Charley’s ride across america 11. Louisiana then and now


Day 18 feb 14.  42 miles 4:14 hot, levy for 32 miles, then tailwind, end Gonzales LA

Day 19 feb 15.  32 miles 3:30 all in traffic, ready for a break day end Baton Rouge LA

Running total 829

Dear family and friends,

“There’s no there there” from Gertrude Stein.

My feeling about my leg muscles this morning. So I’m ready for a break day. 

Today I rode straight to a big bike shop that claimed to have a two pronged kickstand for a heavy bike.

The shop employees wanted to hear about the ride as the mechanic found and installed the heavy duty kickstand so I no longer have to find a place to lean and balance this heavy bike.

Lots of riding in city traffic today, mostly two lane roads with no shoulder so I had to claim a lane and make traffic wait. I find if I stay way over near the white line that cars try to fit in the lane with me, which is too close. If I’m holding up a lot of cars I’ll pull out and let a flow go by.

Today was the first time that I was slightly off track (lost?). Google maps showed a road going through a field where there was none and the only way around was to be on a busy highway with no shoulder. Eventually I shifted to Apple Maps and found a side road workaround. I’m sure this is caused by extraterrestrials in balloons over the US.

After a rest day here in Baton Rouge, I’ll be in very rural Louisiana. I’ve been here before:

“ Get your fucking ass home now”

First and only time I heard my father use the “f” word.

Its  been over 50 years since I spent and time in rural LouisianaI was so surprised before, so I am a little curious as to what’s changed since my last visit.

Terry (yup the Dragnet guy) way back in senior year of high school told me that his parents just received a call that his uncle, down on the farm in Ringgold, LA, just had a stroke. His wife wasn’t able to manage to get the crop in by herself, and they sure could use some help.

Spring break was next week. Terry had a plan:

We could be the muscle needed on the farm and also, Terry could see if there was any possibility for a girlfriend relationship.

It just so happened that the summer before, that aunt and uncle had visited in Cleveland, accompanied by their cousin ( no blood relative of Terry’s- you’ll see why). She  had taken a liking to Terry and for sure he had taken one back. 
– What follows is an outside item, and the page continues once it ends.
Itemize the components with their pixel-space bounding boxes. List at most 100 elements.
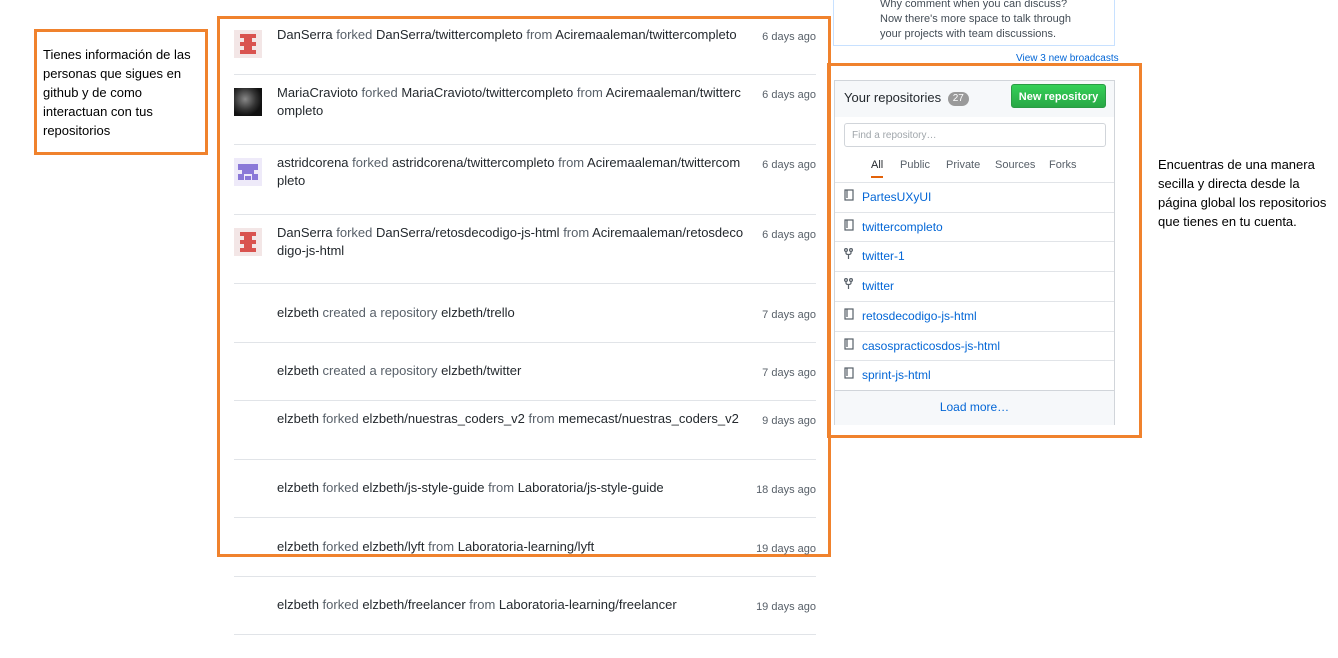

Terry suggested to me that if we drove down to Louisiana, we could work hard to help with the farm AND he could check in with his cousin’s cousin to see if anything clicked. And she supposedly had an attractive girlfriend.

Neither of us were cool kids in high school, so didn’t have much romantic social life. In fact, none.

Terry’s father thought it a good idea to help so offered us the use of his dark blue Ford Maverick.

If we showed that we were hip, we thought our chances would be better with the southern girls, so we bought fluorescent orange water based paint ( so it would wash off) and hand painted these words all over the car:

“Reefer, Mary Jane, free love, peace”

We arrived at the farm early afternoon, so Terry’s aunt suggested we pick up the ladies from school. We parked close and walked down the sidewalk to the door on the left side of the building.

“No, said a local policeman, you have to cross the street for the right side. You are on the colored side”

I was flabbergasted. I thought it was year 1971. 

We picked the ladies up and they were indeed “”impressed” with our paint job. So impressed that when we suggested a date the following Friday , they weren’t that interested.

We did work hard at the farm and Auntie fed us well. It might  be the hardest physical work I’ve ever done. 

There were a few farmhands who knew the drill, just needed more physical help. We also shared the wetland with the popular and poisonous water moccasins. 

At dinner,  as Auntie was telling us about the history of the farm and the town, she often mentioned the “War of Northern Aggression”. At first I thought that I must have slept through that history class till she mentioned it was during the 1860’s. Damn!

We sure were feeling helpful so kept working away on the farm. Spring break passed, but we were doing important work! 

I called home to check in and found my father less than enthusiastic about our important work. The quote on top is what I heard, so we started our drive home the next day.

Once home, we got the hose out in Terry’s driveway to wash off the water based paint. The paint came off easily. What we hadn’t understood is that a couple of weeks in the hot southern sun can fade a car’s dark blue paint job. Except for the parts protected by the water based paint.

Terry’s father,  wasn’t even that upset. He just was clear.  We needed to pay for a new paint job.

It took most of the next two weeks to prep that car, and quite a portion of our savings to pay for that new paint job.

At least we weren’t those young men who take till age 25 to have fully developed pre- frontal cortexes, used to make good decisions!